Second, the authors found that the strongest factor in delay to thrombolysis was decision-making that involved a cardiologist: the 75th percentile time from hospital arrival to thrombolysis was 32 minutes longer for cardiologists than for emergency physicians. Thus, the emergency physicians gave thrombolytics to 75% of the patients they treated within 78 minutes, whereas cardiologists did so within only 110 minutes. The authors make a convincing argument that this delay might relate to the fact that cardiologists are asked to make decisions in more complex cases. Although this may often be the case, Table 2 shows that fully 46% of the cohort were treated by cardiologists. Could all, or even most, of these cases have been so complex? Furthermore, most of the complex cases would probably appear in the last quartile of the time range and are therefore unlikely to explain the difference in the median or 75th percentile times.

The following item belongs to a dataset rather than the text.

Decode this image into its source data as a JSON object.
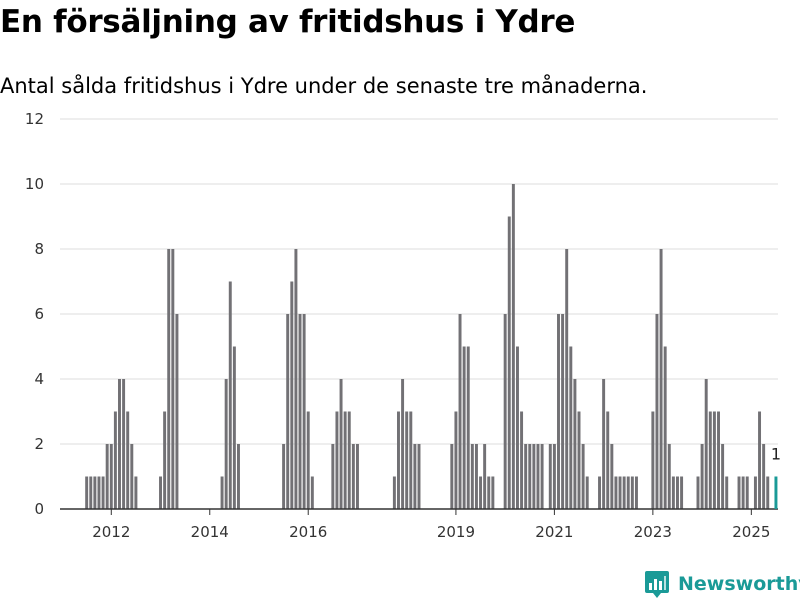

A simple explanation for the delay may be that cardiologists, unlike emergency physicians, are rarely in the emergency department when a patient arrives with acute chest pain. It is easy to imagine how a 32-minute delay could be created by having to wait for the cardiologist to arrive, repeat the examination and decide on therapy. Many studies have shown that thrombolysis is administered significantly more rapidly by emergency physicians, with high rates of appropriateness.2 I echo the authors' call to guard against delays associated with consultation. The answer may well be for hospitals, emergency physicians and cardiologists to develop policies jointly, encouraging routine emergency thrombolysis by emergency physicians.

Michael Schull, MD, MSc
Emergency Department
Sir Mortimer B. Davis­Jewish General
Hospital
Montreal, Que.

References

  1. European Secondary Prevention Study Group. Translation of clinical trials into practice: a European population-based study of the use of thrombolysis for acute myocardial infarction. Lancet 1996;347:1203-7.
  2. Schull M, Battista R, Brophy J, Joseph L, Cass D. Determining appropriateness of coronary thrombolysis in the emergency department. Ann Emerg Med 1998;31(1):12-8.